Earlier than usual, and clashing awkwardly with the football World Cup, it’s the British Grand Prix at Silverstone. With Spa-Francorchamps off the calendar for the foreseeable future and Suzuka axed for dull Fuji from next year, this could soon be the best circuit on the calendar.
The drivers raved about the track on their first visit to it in 2006, with the slipperier aerodynamics of this season the cars attack the quickest bends on the circuits faster than ever before. Even Juan Pablo Montoya – no softie when it comes to this sort of thing – has been moved to suggest that some of the run-off areas need expanding.
The other talking point of this weekend is Schumacher’s Monaco mishap. It will be interesting to see if enough of the disgruntled Grand Prix Drivers’ Association members (such as Mark Webber and Jarno Trulli) can force an explanation or resignation out of Schumacher.
The German can probably count on the support of some of the more experienced drivers such as his brother, David Coulthard (who has already spoken up for his rival), and ex-team mate Rubens Barrichello.
But the distraction is good news for championship leader Fernando Alonso, who will prey on anything that might upset Schumacher’s preparation for the race. Alonso has a score of his own to settle with Schumacher, for here in 2003 the Spaniard was edged onto the grass approaching Stowe at nearly 200 mph by the Ferrari driver. If Schumacher were to try that one again, a shunt like a plane crash could be the result.
The two championship combatants should be right on the pace. Alonso won at the Silverstone-esque Barcelona; while Schumacher broke the lap record there in testing last week. The question is whether the McLarens can join the party.
Montoya won here last year but even if he claimed their first win of the season on Sunday it probably wouldn’t be enough to secure his future with the team. Ron Dennis would surely rather keep Kimi Raikkonen or, failing that, take a chance on GP2 star Lewis Hamilton.
Key to McLaren’s performance this weekend – and perhaps many others too – will be the flexi-wings saga. Many teams had promised to bring their own flexi-wing designs out to capitalise on the same ‘loophole’ that Ferrari had. It will be interesting to see if the red cars still have the massive straight-line speed advantage they had earlier in the season.
Williams, too, could be in the hunt but Webber will probably be paying for nothing more than reliability. Honda have not had a race this season where neither of their drivers struggled – and Jenson Button on the back foot will be desperate for success at home having struggled even to outqualify Barrichello of late.
The battle between BMW team mates Jacques Villeneuve and Nick Heidfeld has been an intriguing one. Villeneuve needs to consistently outrace Heidfeld if he is to stand any hope of keeping Robert Kubica out of his seat for 2007. Over at Toyota Jarno Trulli, who also has no ’07 contract, will be desperate for a result of any kind – he still has no points this year and was robbed of a podium finish in Monaco by a mechanical failure.

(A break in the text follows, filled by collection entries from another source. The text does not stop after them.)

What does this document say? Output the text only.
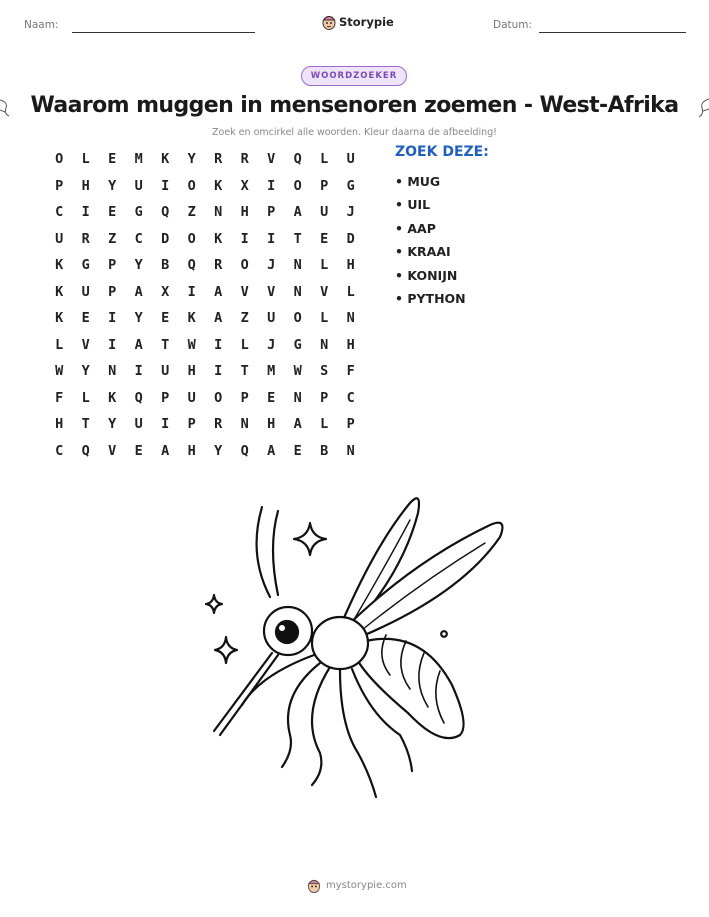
Naam:	Storypie	Datum:
WOORDZOEKER
Waarom muggen in mensenoren zoemen - West-Afrika
Zoek en omcirkel alle woorden. Kleur daarna de afbeelding!
O	L	E	M	K	Y	R	R	V	Q	L	U
P	H	Y	U	I	O	K	X	I	O	P	G
C	I	E	G	Q	Z	N	H	P	A	U	J
U	R	Z	C	D	O	K	I	I	T	E	D
K	G	P	Y	B	Q	R	O	J	N	L	H
K	U	P	A	X	I	A	V	V	N	V	L
K	E	I	Y	E	K	A	Z	U	O	L	N
L	V	I	A	T	W	I	L	J	G	N	H
W	Y	N	I	U	H	I	T	M	W	S	F
F	L	K	Q	P	U	O	P	E	N	P	C
H	T	Y	U	I	P	R	N	H	A	L	P
C	Q	V	E	A	H	Y	Q	A	E	B	N
ZOEK DEZE:
• MUG
• UIL
• AAP
• KRAAI
• KONIJN
• PYTHON
mystorypie.com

Red Bull are definitely a team to watch at Silverstone. After Coulthard’s fine drive to third at Monaco (which, let’s remember, could just as easily have been Christian Klien’s the team come to their ‘home’ race with a new aerodynamics package which features the input of Adrian Newey.
Midland and Super Aguri continue to tread water – the former the subject of buyout speculation once again, the latter waiting for their new car. All their drivers can hope for is to beat their respective team mates.